Selain itu, AS juga akan memperhitungkan serangan rudal Iran ke Israel. Iran yang sudah terjepit bukan mustahil akan melepaskan rudal-rudalnya ke wilayah Israel.Selain itu, AS akan memperhitungkan Rusia dan China sebagai “teman” Iran. Rusia dan China diperkirakan akan terus berupaya mencegah serangan AS ke Iran. China dan Rusia sebenarnya merupakan faktor kunci dalam menyelesaikan masalah ini. Campur tangan kedua negara ini diperlukan untuk meredam eskalasi konflik yang bisa mengarah ke perang terbuka. Rusia dan China bisa memaksa Iran dan Barat untuk kembali ke meja perundingan dan membicarakan masalah nuklir Iran secara lebih transparan.

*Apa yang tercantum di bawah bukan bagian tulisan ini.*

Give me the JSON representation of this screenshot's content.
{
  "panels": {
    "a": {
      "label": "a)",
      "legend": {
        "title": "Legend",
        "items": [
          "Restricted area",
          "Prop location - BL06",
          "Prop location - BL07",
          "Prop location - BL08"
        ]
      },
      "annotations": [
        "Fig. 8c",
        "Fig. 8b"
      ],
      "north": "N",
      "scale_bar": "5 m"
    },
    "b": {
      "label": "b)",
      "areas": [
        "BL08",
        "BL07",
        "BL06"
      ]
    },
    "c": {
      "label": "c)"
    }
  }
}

Pemecahan masalah melalui diplomasi sangat penting dilakukan agar tidak menjurus pada perang terbuka yang bisa merugikan seluruh masyarakat dunia. Sementara itu, Iran yang terus menjadi bulan-bulanan Barat bukan tidak mungkin akan mengubah paradigmanya soal program nuklirnya. Iran bisa saja memutuskan keluar dari NPT (Nuclear Non-Proliferation Treaty) untuk kemudian mengembangkan senjata nuklir.

Iran bisa mengikuti jejak Korea Utara, India, Israel,atau Pakistan jika haknya dalam memiliki teknologi nuklir damai terus diganggu. Bagaimanapun kepemilikan senjata nuklir akan membuat Iran lebih diperhitungkan dunia internasional.